Beef stock is the only complicated stock to make.  You'll want a bunch of beef bones and they are hard to come by.  If you have a friendly butcher who will hold some out for you great.  Otherwise you'll probably end up using beef shanks and then retasking the meat.  Again, water, beefy things, garlic, onion, celery, water.  Simmer. Skim.  Simmer. Voila stock. You can used the meat for soup or some other dish including shredded beef tacos or burritos. If you have the bones, rub them with olive oil and put them in a baking pan with carrots, garlic and onions and roast them until they are golden brown.  This takes about an hour.  Then dump them into a pot, cover with water and proceed as normal.  Beef stock, really needs to be reduced to be as flavorful as it should be.  Honestly?  I usually substitute chicken or the light tomato stock for beef stock.

On fish stock.  I make it but I never freeze it because it goes bad too quickly.  When I need fish stock, I have something else on the menu that requires shrimp.  I use the shrimp shells and water.  It's quicker and easier than using heads and bits and pieces of fish for a true fish stock, no one has ever said to me, wow, this is shrimp stock instead of fish stock.  And...if they did....well...it would probably get ugly.

How To Freeze Stocks.  Okay, this may sound simple, or maybe I'm not the brightest bulb in the chandelier but it took me years to figure out how to freeze multiple bags of stock without it turning into one icy glob of God only knows what hanging between the rungs of the shelves in the freezer.  I've had to use a hair dryer and a hammer to get these globs apart until one day, I had an epiphany!  Take a cookie sheet that will fit flatly in your freeze.  Spray it with Pam. Add your stock to the bags, press out extra air, and seal.  Stack your bags of stock or whatever else you're freezing on the cookie sheet with a good spray of Pam in the middle..this will keep them from sticking to each other and tearing when you try to pull them apart.  Freeze then you can stack flat or stand them up like books.  Safes a ton of space in the fridge and makes it easy to use them when you need them!

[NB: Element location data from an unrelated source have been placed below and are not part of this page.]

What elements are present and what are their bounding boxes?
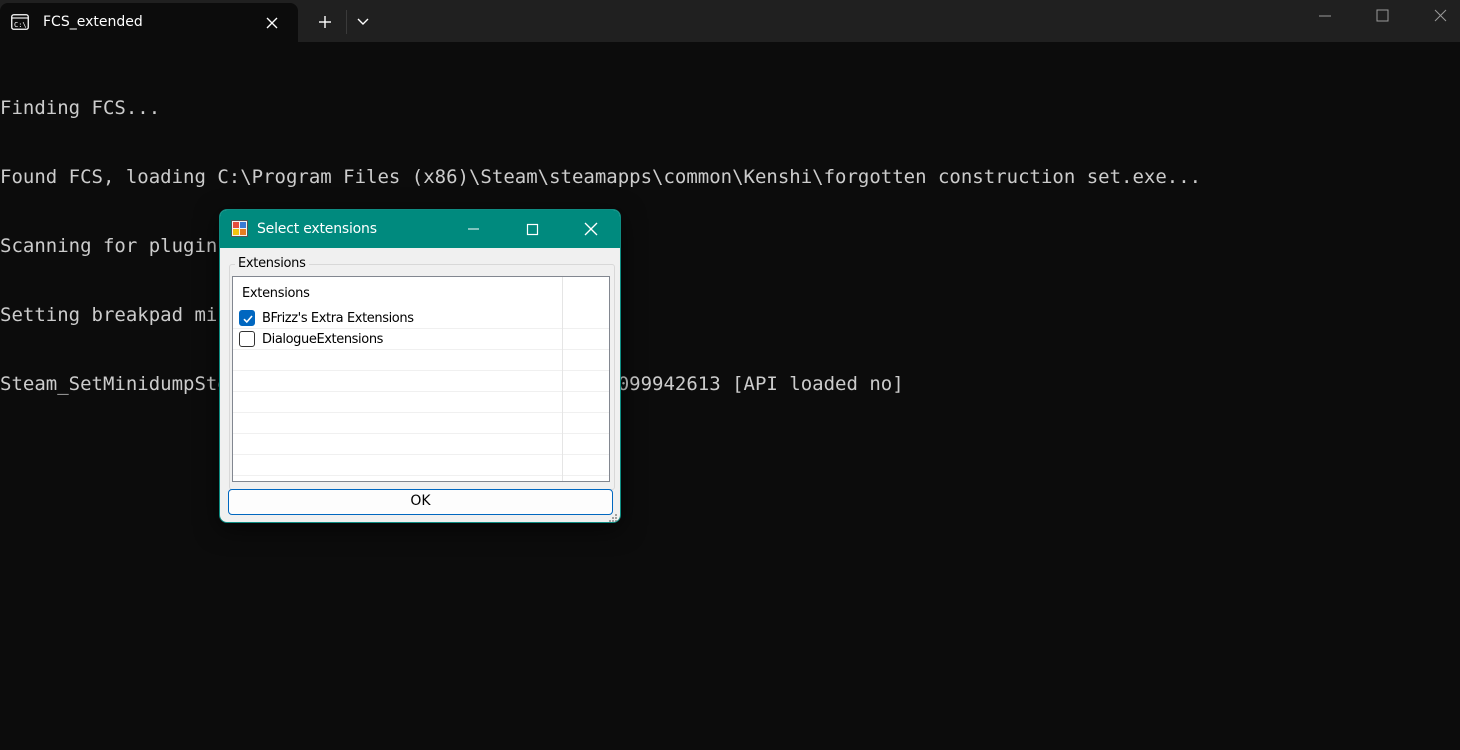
dialog-titlebar[interactable]: Select extensions <box>220 210 620 248</box>
close-icon <box>266 17 278 29</box>
list-row: BFrizz's Extra Extensions <box>233 308 609 329</box>
close-window-button[interactable] <box>1420 0 1460 34</box>
empty-row <box>233 371 609 392</box>
new-tab-button[interactable] <box>310 8 340 36</box>
minimize-button[interactable] <box>1304 0 1344 34</box>
minimize-icon <box>468 228 479 230</box>
checkbox-dialogue-extensions[interactable] <box>239 331 255 347</box>
dialog-maximize-button[interactable] <box>517 216 549 242</box>
empty-row <box>233 434 609 455</box>
ok-button[interactable]: OK <box>228 489 613 515</box>
select-extensions-dialog: Select extensions Extensions Extensions <box>219 209 621 523</box>
close-icon <box>1434 9 1447 22</box>
console-icon: C:\ <box>11 14 29 30</box>
svg-text:C:\: C:\ <box>14 21 27 29</box>
tab-dropdown-button[interactable] <box>350 8 376 36</box>
dialog-minimize-button[interactable] <box>458 216 490 242</box>
list-item[interactable]: BFrizz's Extra Extensions <box>233 308 562 329</box>
resize-grip-icon[interactable] <box>608 510 618 522</box>
empty-row <box>233 350 609 371</box>
checkbox-bfrizz-extra-extensions[interactable] <box>239 310 255 326</box>
plus-icon <box>319 16 331 28</box>
column-header[interactable]: Extensions <box>233 277 609 308</box>
tab-title: FCS_extended <box>43 14 143 30</box>
extensions-list[interactable]: Extensions BFrizz's Extra Extensions Dia… <box>232 276 610 482</box>
empty-row <box>233 413 609 434</box>
list-item-label: DialogueExtensions <box>262 332 384 347</box>
list-item-label: BFrizz's Extra Extensions <box>262 311 414 326</box>
chevron-down-icon <box>357 18 369 25</box>
console-line: Found FCS, loading C:\Program Files (x86… <box>0 166 1202 188</box>
tab-separator <box>346 10 347 34</box>
list-item[interactable]: DialogueExtensions <box>233 329 562 350</box>
close-tab-button[interactable] <box>262 13 282 33</box>
window-titlebar: C:\ FCS_extended <box>0 0 1460 42</box>
console-line: Finding FCS... <box>0 97 161 119</box>
maximize-button[interactable] <box>1362 0 1402 34</box>
empty-row <box>233 392 609 413</box>
app-icon <box>231 220 248 237</box>
groupbox-label: Extensions <box>235 256 309 271</box>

Confessional!  Sometimes, we are cooking and we get busy doing something else or we forgot to turn down the burner and we burn something.  I did this today!   Here's the thing.  The odds are good, if you catch the burn quick enough, and your nose will usually clue you in in time, that you haven't ruined the whole dish but have just burnt some of the dish, probably in the center of the pot.  What to do?  Well, first, don't panic.  Second, get the food off the heat.  Third, and most importantly, DON'T STIR IT.  If you carefully dump the contents of your pot into a colander, the truly burnt pieces will adhere to the bottom of the pan.  That's why no stirring.  You don't want them contaminating the whole dish.  Once you've seperated the good from the bad, rinse your pot out.  Add fresh oil.  If all you burnt was vegetables, rinse them off.  Yep, you heard me.  If you burnt meat up, that's a bit trickier.  Make sure you got all the charred bits out.  Put everything back in the pot, re season (easy on the salt if you already seasoned it) and cook for a couple of minutes then sniff.  If the dish smells or tastes charred, shrug and pitch it.  I find though that most of the time, I'm good to go and don't end up ditching an entire dish when only a little bit was charred.